A common bug is to reduce the wrong coordinate in a square matrix, where shape does not help:

let maybe_rows[i] = sum[j](A[j, i])

If A is 3 x 3, this program is shape-compatible with a row sum, but it is actually a column sum addressed with the name i. The visible reading catches the contradiction: the surviving coordinate i appears in the second position of A, so it is not the row coordinate of the input. A positional API would often describe both as axis=0 or axis=1 depending on surrounding layout. The indexed form lets the reader inspect the exact address relation.

Reductions also make the cost of the computation visible. For each surviving coordinate, the implementation must iterate over every local coordinate. The shape of r is two cells, but the work includes six reads and four additions. That distinction matters for lowering: the output family is addressed by survivors; the loop nest also contains locals. A reducer promises both a result shape and a work shape, and the index that leaves is the key to both.

The source reducer draws that boundary before any loop order is chosen.
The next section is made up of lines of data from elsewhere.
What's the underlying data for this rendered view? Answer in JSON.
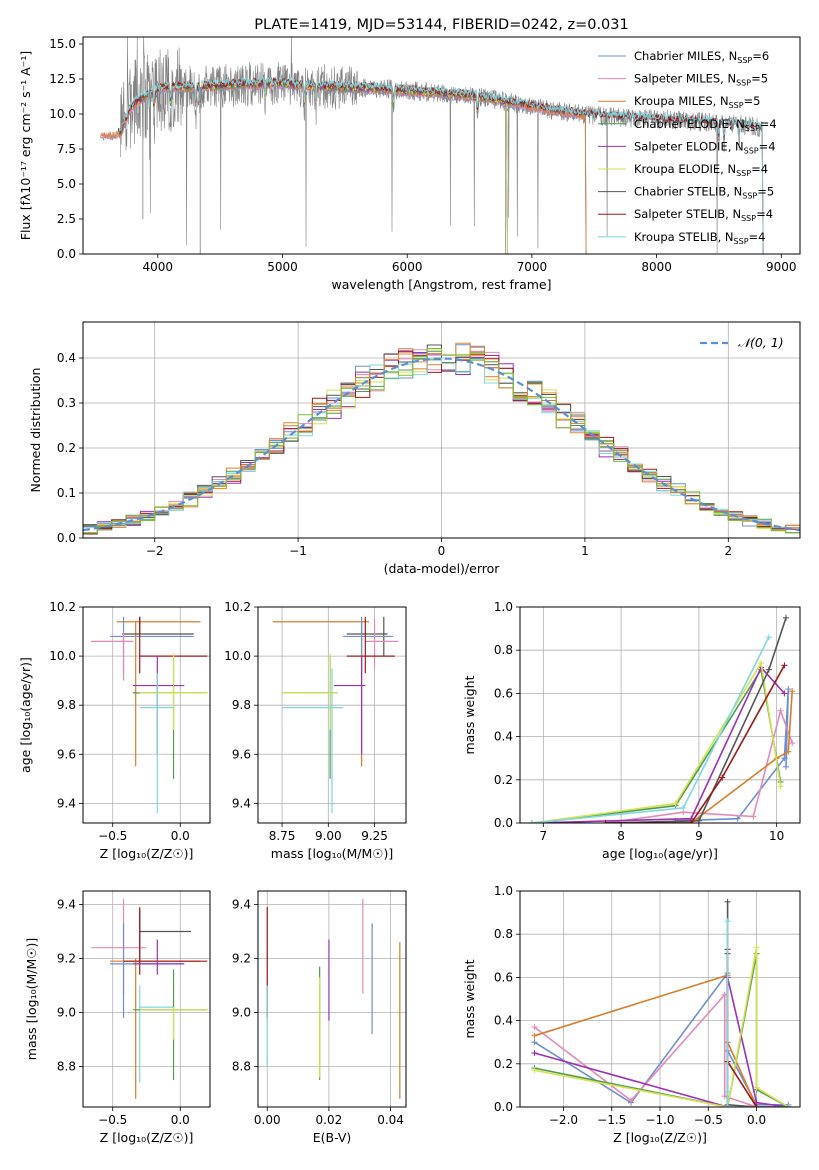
{
  "colors": {
    "c1": "#6f8fcf",
    "c2": "#e58ab8",
    "c3": "#d87e2a",
    "c4": "#4f9a4f",
    "c5": "#9b30b9",
    "c6": "#d5e24f",
    "c7": "#555555",
    "c8": "#a01818",
    "c9": "#7fd8e0",
    "hist_e": "#e58a30",
    "hist_f": "#7cc030",
    "grid": "#b0b0b0",
    "normal": "#5a8fd8"
  },
  "chart_data": [
    {
      "id": "spectrum",
      "type": "line",
      "title": "PLATE=1419, MJD=53144, FIBERID=0242, z=0.031",
      "xlabel": "wavelength [Angstrom, rest frame]",
      "ylabel": "Flux [fλ10⁻¹⁷ erg cm⁻² s⁻¹ A⁻¹]",
      "xlim": [
        3400,
        9150
      ],
      "ylim": [
        0,
        15.5
      ],
      "xticks": [
        4000,
        5000,
        6000,
        7000,
        8000,
        9000
      ],
      "yticks": [
        0.0,
        2.5,
        5.0,
        7.5,
        10.0,
        12.5,
        15.0
      ],
      "xtick_labels": [
        "4000",
        "5000",
        "6000",
        "7000",
        "8000",
        "9000"
      ],
      "ytick_labels": [
        "0.0",
        "2.5",
        "5.0",
        "7.5",
        "10.0",
        "12.5",
        "15.0"
      ],
      "legend_position": "upper-right",
      "legend": [
        {
          "main": "Chabrier MILES, N",
          "sub": "SSP",
          "tail": "=6",
          "color": "#6f8fcf"
        },
        {
          "main": "Salpeter MILES, N",
          "sub": "SSP",
          "tail": "=5",
          "color": "#e58ab8"
        },
        {
          "main": "Kroupa MILES, N",
          "sub": "SSP",
          "tail": "=5",
          "color": "#d87e2a"
        },
        {
          "main": "Chabrier ELODIE, N",
          "sub": "SSP",
          "tail": "=4",
          "color": "#4f9a4f"
        },
        {
          "main": "Salpeter ELODIE, N",
          "sub": "SSP",
          "tail": "=4",
          "color": "#9b30b9"
        },
        {
          "main": "Kroupa ELODIE, N",
          "sub": "SSP",
          "tail": "=4",
          "color": "#d5e24f"
        },
        {
          "main": "Chabrier STELIB, N",
          "sub": "SSP",
          "tail": "=5",
          "color": "#555555"
        },
        {
          "main": "Salpeter STELIB, N",
          "sub": "SSP",
          "tail": "=4",
          "color": "#a01818"
        },
        {
          "main": "Kroupa STELIB, N",
          "sub": "SSP",
          "tail": "=4",
          "color": "#7fd8e0"
        }
      ],
      "continuum": [
        [
          3700,
          8.6
        ],
        [
          3780,
          10.4
        ],
        [
          3850,
          11.0
        ],
        [
          3950,
          11.6
        ],
        [
          4050,
          11.9
        ],
        [
          4300,
          11.9
        ],
        [
          4600,
          12.1
        ],
        [
          5000,
          12.2
        ],
        [
          5200,
          12.0
        ],
        [
          5500,
          11.9
        ],
        [
          5800,
          11.8
        ],
        [
          6100,
          11.6
        ],
        [
          6400,
          11.4
        ],
        [
          6600,
          11.2
        ],
        [
          6900,
          10.7
        ],
        [
          7200,
          10.2
        ],
        [
          7500,
          9.9
        ],
        [
          7800,
          9.7
        ],
        [
          8100,
          9.6
        ],
        [
          8400,
          9.4
        ],
        [
          8700,
          9.2
        ],
        [
          8850,
          9.0
        ]
      ],
      "model_ranges": {
        "miles": [
          3540,
          7430
        ],
        "elodie": [
          3850,
          6800
        ],
        "stelib": [
          3680,
          8850
        ]
      },
      "data_range": [
        3700,
        8850
      ]
    },
    {
      "id": "residuals",
      "type": "histogram",
      "xlabel": "(data-model)/error",
      "ylabel": "Normed distribution",
      "xlim": [
        -2.5,
        2.5
      ],
      "ylim": [
        0,
        0.48
      ],
      "xticks": [
        -2,
        -1,
        0,
        1,
        2
      ],
      "yticks": [
        0.0,
        0.1,
        0.2,
        0.3,
        0.4
      ],
      "xtick_labels": [
        "−2",
        "−1",
        "0",
        "1",
        "2"
      ],
      "ytick_labels": [
        "0.0",
        "0.1",
        "0.2",
        "0.3",
        "0.4"
      ],
      "bin_width": 0.1,
      "legend": [
        {
          "label": "𝒩(0, 1)",
          "color": "#5a8fd8",
          "dashed": true
        }
      ],
      "legend_position": "upper-right"
    },
    {
      "id": "age_vs_Z",
      "type": "errorbar",
      "xlabel": "Z [log₁₀(Z/Z☉)]",
      "ylabel": "age  [log₁₀(age/yr)]",
      "xlim": [
        -0.72,
        0.22
      ],
      "ylim": [
        9.32,
        10.2
      ],
      "xticks": [
        -0.5,
        0.0
      ],
      "yticks": [
        9.4,
        9.6,
        9.8,
        10.0,
        10.2
      ],
      "xtick_labels": [
        "−0.5",
        "0.0"
      ],
      "ytick_labels": [
        "9.4",
        "9.6",
        "9.8",
        "10.0",
        "10.2"
      ],
      "points": [
        {
          "x": -0.33,
          "y": 10.14,
          "xlo": -0.47,
          "xhi": 0.15,
          "ylo": 9.55,
          "yhi": 10.14,
          "color": "#d87e2a"
        },
        {
          "x": -0.3,
          "y": 10.09,
          "xlo": -0.43,
          "xhi": 0.1,
          "ylo": 10.09,
          "yhi": 10.16,
          "color": "#555555"
        },
        {
          "x": -0.42,
          "y": 10.08,
          "xlo": -0.52,
          "xhi": 0.1,
          "ylo": 9.93,
          "yhi": 10.16,
          "color": "#6f8fcf"
        },
        {
          "x": -0.42,
          "y": 10.06,
          "xlo": -0.66,
          "xhi": -0.35,
          "ylo": 9.9,
          "yhi": 10.1,
          "color": "#e58ab8"
        },
        {
          "x": -0.3,
          "y": 10.0,
          "xlo": -0.3,
          "xhi": 0.2,
          "ylo": 9.93,
          "yhi": 10.16,
          "color": "#a01818"
        },
        {
          "x": -0.17,
          "y": 9.88,
          "xlo": -0.35,
          "xhi": 0.03,
          "ylo": 9.6,
          "yhi": 10.0,
          "color": "#9b30b9"
        },
        {
          "x": -0.05,
          "y": 9.85,
          "xlo": -0.35,
          "xhi": 0.2,
          "ylo": 9.5,
          "yhi": 10.0,
          "color": "#4f9a4f"
        },
        {
          "x": -0.05,
          "y": 9.85,
          "xlo": -0.3,
          "xhi": 0.2,
          "ylo": 9.7,
          "yhi": 10.01,
          "color": "#d5e24f"
        },
        {
          "x": -0.17,
          "y": 9.79,
          "xlo": -0.3,
          "xhi": -0.05,
          "ylo": 9.36,
          "yhi": 9.93,
          "color": "#7fd8e0"
        }
      ]
    },
    {
      "id": "age_vs_mass",
      "type": "errorbar",
      "xlabel": "mass [log₁₀(M/M☉)]",
      "ylabel": "",
      "xlim": [
        8.62,
        9.42
      ],
      "ylim": [
        9.32,
        10.2
      ],
      "xticks": [
        8.75,
        9.0,
        9.25
      ],
      "yticks": [
        9.4,
        9.6,
        9.8,
        10.0,
        10.2
      ],
      "xtick_labels": [
        "8.75",
        "9.00",
        "9.25"
      ],
      "ytick_labels": [
        "9.4",
        "9.6",
        "9.8",
        "10.0",
        "10.2"
      ],
      "points": [
        {
          "x": 9.18,
          "y": 10.14,
          "xlo": 8.7,
          "xhi": 9.22,
          "ylo": 9.55,
          "yhi": 10.14,
          "color": "#d87e2a"
        },
        {
          "x": 9.3,
          "y": 10.09,
          "xlo": 9.1,
          "xhi": 9.32,
          "ylo": 10.0,
          "yhi": 10.16,
          "color": "#555555"
        },
        {
          "x": 9.18,
          "y": 10.08,
          "xlo": 9.08,
          "xhi": 9.35,
          "ylo": 9.92,
          "yhi": 10.16,
          "color": "#6f8fcf"
        },
        {
          "x": 9.25,
          "y": 10.06,
          "xlo": 9.2,
          "xhi": 9.38,
          "ylo": 9.95,
          "yhi": 10.15,
          "color": "#e58ab8"
        },
        {
          "x": 9.2,
          "y": 10.0,
          "xlo": 9.1,
          "xhi": 9.36,
          "ylo": 9.93,
          "yhi": 10.16,
          "color": "#a01818"
        },
        {
          "x": 9.18,
          "y": 9.88,
          "xlo": 9.03,
          "xhi": 9.2,
          "ylo": 9.6,
          "yhi": 10.0,
          "color": "#9b30b9"
        },
        {
          "x": 9.01,
          "y": 9.85,
          "xlo": 8.75,
          "xhi": 9.05,
          "ylo": 9.5,
          "yhi": 10.0,
          "color": "#4f9a4f"
        },
        {
          "x": 9.01,
          "y": 9.85,
          "xlo": 8.75,
          "xhi": 9.05,
          "ylo": 9.7,
          "yhi": 10.01,
          "color": "#d5e24f"
        },
        {
          "x": 9.02,
          "y": 9.79,
          "xlo": 8.75,
          "xhi": 9.08,
          "ylo": 9.36,
          "yhi": 9.95,
          "color": "#7fd8e0"
        }
      ]
    },
    {
      "id": "weight_vs_age",
      "type": "line",
      "xlabel": "age  [log₁₀(age/yr)]",
      "ylabel": "mass weight",
      "xlim": [
        6.7,
        10.3
      ],
      "ylim": [
        0,
        1.0
      ],
      "xticks": [
        7,
        8,
        9,
        10
      ],
      "yticks": [
        0.0,
        0.2,
        0.4,
        0.6,
        0.8,
        1.0
      ],
      "xtick_labels": [
        "7",
        "8",
        "9",
        "10"
      ],
      "ytick_labels": [
        "0.0",
        "0.2",
        "0.4",
        "0.6",
        "0.8",
        "1.0"
      ],
      "series": [
        {
          "color": "#6f8fcf",
          "x": [
            8.7,
            9.5,
            10.1,
            10.15,
            10.12
          ],
          "y": [
            0.01,
            0.02,
            0.3,
            0.62,
            0.26
          ]
        },
        {
          "color": "#e58ab8",
          "x": [
            7.8,
            8.8,
            9.7,
            10.05,
            10.2
          ],
          "y": [
            0.0,
            0.05,
            0.03,
            0.52,
            0.37
          ]
        },
        {
          "color": "#d87e2a",
          "x": [
            7.8,
            8.9,
            10.0,
            10.15,
            10.2
          ],
          "y": [
            0.0,
            0.0,
            0.3,
            0.33,
            0.61
          ]
        },
        {
          "color": "#4f9a4f",
          "x": [
            6.85,
            8.7,
            9.8,
            10.05
          ],
          "y": [
            0.0,
            0.08,
            0.71,
            0.19
          ]
        },
        {
          "color": "#9b30b9",
          "x": [
            6.85,
            8.9,
            9.8,
            10.1
          ],
          "y": [
            0.0,
            0.02,
            0.72,
            0.6
          ]
        },
        {
          "color": "#d5e24f",
          "x": [
            6.85,
            8.7,
            9.8,
            10.05
          ],
          "y": [
            0.0,
            0.09,
            0.74,
            0.17
          ]
        },
        {
          "color": "#555555",
          "x": [
            7.8,
            9.0,
            9.9,
            10.12
          ],
          "y": [
            0.0,
            0.01,
            0.71,
            0.95
          ]
        },
        {
          "color": "#a01818",
          "x": [
            7.8,
            8.9,
            9.3,
            10.1
          ],
          "y": [
            0.0,
            0.0,
            0.21,
            0.73
          ]
        },
        {
          "color": "#7fd8e0",
          "x": [
            6.85,
            8.8,
            9.9
          ],
          "y": [
            0.0,
            0.07,
            0.86
          ]
        }
      ]
    },
    {
      "id": "mass_vs_Z",
      "type": "errorbar",
      "xlabel": "Z [log₁₀(Z/Z☉)]",
      "ylabel": "mass [log₁₀(M/M☉)]",
      "xlim": [
        -0.72,
        0.22
      ],
      "ylim": [
        8.65,
        9.45
      ],
      "xticks": [
        -0.5,
        0.0
      ],
      "yticks": [
        8.8,
        9.0,
        9.2,
        9.4
      ],
      "xtick_labels": [
        "−0.5",
        "0.0"
      ],
      "ytick_labels": [
        "8.8",
        "9.0",
        "9.2",
        "9.4"
      ],
      "points": [
        {
          "x": -0.3,
          "y": 9.3,
          "xlo": -0.3,
          "xhi": 0.08,
          "ylo": 9.18,
          "yhi": 9.38,
          "color": "#555555"
        },
        {
          "x": -0.42,
          "y": 9.24,
          "xlo": -0.66,
          "xhi": -0.25,
          "ylo": 9.07,
          "yhi": 9.42,
          "color": "#e58ab8"
        },
        {
          "x": -0.42,
          "y": 9.18,
          "xlo": -0.52,
          "xhi": 0.02,
          "ylo": 8.98,
          "yhi": 9.33,
          "color": "#6f8fcf"
        },
        {
          "x": -0.33,
          "y": 9.19,
          "xlo": -0.52,
          "xhi": 0.15,
          "ylo": 8.68,
          "yhi": 9.2,
          "color": "#d87e2a"
        },
        {
          "x": -0.3,
          "y": 9.19,
          "xlo": -0.42,
          "xhi": 0.2,
          "ylo": 9.14,
          "yhi": 9.39,
          "color": "#a01818"
        },
        {
          "x": -0.17,
          "y": 9.18,
          "xlo": -0.35,
          "xhi": 0.03,
          "ylo": 9.14,
          "yhi": 9.27,
          "color": "#9b30b9"
        },
        {
          "x": -0.3,
          "y": 9.02,
          "xlo": -0.3,
          "xhi": -0.05,
          "ylo": 8.74,
          "yhi": 9.1,
          "color": "#7fd8e0"
        },
        {
          "x": -0.05,
          "y": 9.01,
          "xlo": -0.35,
          "xhi": 0.2,
          "ylo": 8.75,
          "yhi": 9.16,
          "color": "#4f9a4f"
        },
        {
          "x": -0.05,
          "y": 9.01,
          "xlo": -0.3,
          "xhi": 0.2,
          "ylo": 8.9,
          "yhi": 9.02,
          "color": "#d5e24f"
        }
      ]
    },
    {
      "id": "mass_vs_ebv",
      "type": "errorbar",
      "xlabel": "E(B-V)",
      "ylabel": "",
      "xlim": [
        -0.003,
        0.045
      ],
      "ylim": [
        8.65,
        9.45
      ],
      "xticks": [
        0.0,
        0.02,
        0.04
      ],
      "yticks": [
        8.8,
        9.0,
        9.2,
        9.4
      ],
      "xtick_labels": [
        "0.00",
        "0.02",
        "0.04"
      ],
      "ytick_labels": [
        "8.8",
        "9.0",
        "9.2",
        "9.4"
      ],
      "points": [
        {
          "x": 0.0,
          "y": 9.18,
          "ylo": 8.98,
          "yhi": 9.39,
          "color": "#a01818"
        },
        {
          "x": 0.0,
          "y": 9.02,
          "ylo": 8.8,
          "yhi": 9.1,
          "color": "#7fd8e0"
        },
        {
          "x": 0.017,
          "y": 9.01,
          "ylo": 8.75,
          "yhi": 9.17,
          "color": "#4f9a4f"
        },
        {
          "x": 0.017,
          "y": 9.01,
          "ylo": 8.76,
          "yhi": 9.13,
          "color": "#d5e24f"
        },
        {
          "x": 0.02,
          "y": 9.18,
          "ylo": 8.97,
          "yhi": 9.27,
          "color": "#9b30b9"
        },
        {
          "x": 0.031,
          "y": 9.24,
          "ylo": 9.07,
          "yhi": 9.42,
          "color": "#e58ab8"
        },
        {
          "x": 0.034,
          "y": 9.18,
          "ylo": 8.92,
          "yhi": 9.33,
          "color": "#6f8fcf"
        },
        {
          "x": 0.043,
          "y": 9.19,
          "ylo": 8.68,
          "yhi": 9.26,
          "color": "#d87e2a"
        }
      ]
    },
    {
      "id": "weight_vs_Z",
      "type": "line",
      "xlabel": "Z [log₁₀(Z/Z☉)]",
      "ylabel": "mass weight",
      "xlim": [
        -2.45,
        0.45
      ],
      "ylim": [
        0,
        1.0
      ],
      "xticks": [
        -2.0,
        -1.5,
        -1.0,
        -0.5,
        0.0
      ],
      "yticks": [
        0.0,
        0.2,
        0.4,
        0.6,
        0.8,
        1.0
      ],
      "xtick_labels": [
        "−2.0",
        "−1.5",
        "−1.0",
        "−0.5",
        "0.0"
      ],
      "ytick_labels": [
        "0.0",
        "0.2",
        "0.4",
        "0.6",
        "0.8",
        "1.0"
      ],
      "series": [
        {
          "color": "#6f8fcf",
          "x": [
            -2.3,
            -1.3,
            -0.3,
            -0.3,
            0.0,
            0.33
          ],
          "y": [
            0.3,
            0.02,
            0.62,
            0.26,
            0.01,
            0.01
          ]
        },
        {
          "color": "#e58ab8",
          "x": [
            -2.3,
            -1.3,
            -0.33,
            -0.33,
            0.0,
            0.33
          ],
          "y": [
            0.37,
            0.03,
            0.52,
            0.05,
            0.0,
            0.0
          ]
        },
        {
          "color": "#d87e2a",
          "x": [
            -2.3,
            -0.3,
            -0.3,
            0.0,
            0.0,
            0.33
          ],
          "y": [
            0.33,
            0.61,
            0.3,
            0.0,
            0.0,
            0.0
          ]
        },
        {
          "color": "#4f9a4f",
          "x": [
            -2.3,
            -0.3,
            0.0,
            0.0,
            0.33
          ],
          "y": [
            0.18,
            0.0,
            0.71,
            0.08,
            0.0
          ]
        },
        {
          "color": "#9b30b9",
          "x": [
            -2.3,
            -0.3,
            -0.3,
            0.0,
            0.33
          ],
          "y": [
            0.25,
            0.0,
            0.6,
            0.02,
            0.0
          ]
        },
        {
          "color": "#d5e24f",
          "x": [
            -2.3,
            -0.3,
            0.0,
            0.0,
            0.33
          ],
          "y": [
            0.17,
            0.0,
            0.74,
            0.09,
            0.0
          ]
        },
        {
          "color": "#555555",
          "x": [
            -0.3,
            -0.3,
            -0.3,
            0.0,
            0.33
          ],
          "y": [
            0.95,
            0.71,
            0.01,
            0.0,
            0.0
          ]
        },
        {
          "color": "#a01818",
          "x": [
            -0.3,
            -0.3,
            0.0,
            0.33
          ],
          "y": [
            0.73,
            0.21,
            0.0,
            0.0
          ]
        },
        {
          "color": "#7fd8e0",
          "x": [
            -0.3,
            -0.3,
            -0.3,
            0.33
          ],
          "y": [
            0.86,
            0.07,
            0.0,
            0.0
          ]
        }
      ]
    }
  ]
}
Range Inference Is the First Proof

A reduction variable is useful only if the compiler knows where it ranges. In:

let C[i, j] = sum[k](A[i, k] * B[k, j]);

the source does not explicitly write k in 0..K. Range analysis recovers that fact from uses of k. The access A[i, k] says that k ranges over axis 1 of A; the access B[k, j] says that the same k ranges over axis 0 of B. Those two inferred ranges must agree. If A is [m, 64] and B is [32, n], the compiler has a shape mismatch before execution.

Explicit ranges participate in the same system:

let head[t in 0..10] = x[t];
let tail[t in 10..20] = x[t];

Here the range does not have to be inferred from an indexed operand; the source states it. But shape analysis still needs the range fact to know how many cells the declaration covers and how literal-index clauses or adjacent ranges combine.
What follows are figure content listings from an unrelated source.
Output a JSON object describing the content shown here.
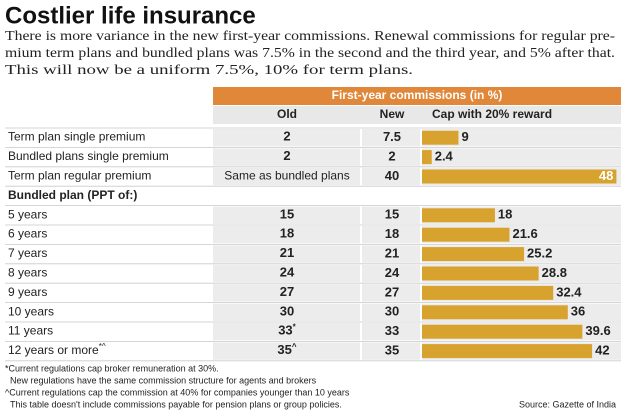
{
  "title": "Costlier life insurance",
  "subtitle": [
    "There is more variance in the new first-year commissions. Renewal commissions for regular pre-",
    "mium term plans and bundled plans was 7.5% in the second and the third year, and 5% after that.",
    "This will now be a uniform 7.5%, 10% for term plans."
  ],
  "table": {
    "group_header": "First-year commissions (in %)",
    "columns": [
      "Old",
      "New",
      "Cap with 20% reward"
    ],
    "rows": [
      {
        "label": "Term plan single premium",
        "old": 2,
        "new": 7.5,
        "cap": 9
      },
      {
        "label": "Bundled plans single premium",
        "old": 2,
        "new": 2,
        "cap": 2.4
      },
      {
        "label": "Term plan regular premium",
        "old": "Same as bundled plans",
        "new": 40,
        "cap": 48
      },
      {
        "label": "Bundled plan (PPT of:)"
      },
      {
        "label": "5 years",
        "old": 15,
        "new": 15,
        "cap": 18
      },
      {
        "label": "6 years",
        "old": 18,
        "new": 18,
        "cap": 21.6
      },
      {
        "label": "7 years",
        "old": 21,
        "new": 21,
        "cap": 25.2
      },
      {
        "label": "8 years",
        "old": 24,
        "new": 24,
        "cap": 28.8
      },
      {
        "label": "9 years",
        "old": 27,
        "new": 27,
        "cap": 32.4
      },
      {
        "label": "10 years",
        "old": 30,
        "new": 30,
        "cap": 36
      },
      {
        "label": "11 years",
        "old": 33,
        "old_note": "*",
        "new": 33,
        "cap": 39.6
      },
      {
        "label": "12 years or more",
        "label_note": "*^",
        "old": 35,
        "old_note": "^",
        "new": 35,
        "cap": 42
      }
    ]
  },
  "footnotes": [
    "*Current regulations cap broker remuneration at 30%.",
    "New regulations have the same commission structure for agents and brokers",
    "^Current regulations cap the commission at 40% for companies younger than 10 years",
    "This table doesn't include commissions payable for pension plans or group policies."
  ],
  "source": "Source: Gazette of India"
}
Offset expressions add pressure:

let y[t in 1..T] = x[t - 1] + x[t];

The binder says t starts at 1. That makes t - 1 legal at the first iteration. If the range started at 0, the same expression would try to read before the beginning of x. Range analysis has to run before shape analysis because output extents and index safety depend on the domain of the coordinate, not only on the rank of the arrays being indexed.

Range inference is therefore the first proof the compiler attempts. It proves that each local coordinate has a domain, that repeated uses of the same coordinate agree on that domain, and that derived index expressions can be checked against known extents. Only then can the compiler ask what shape the result family has.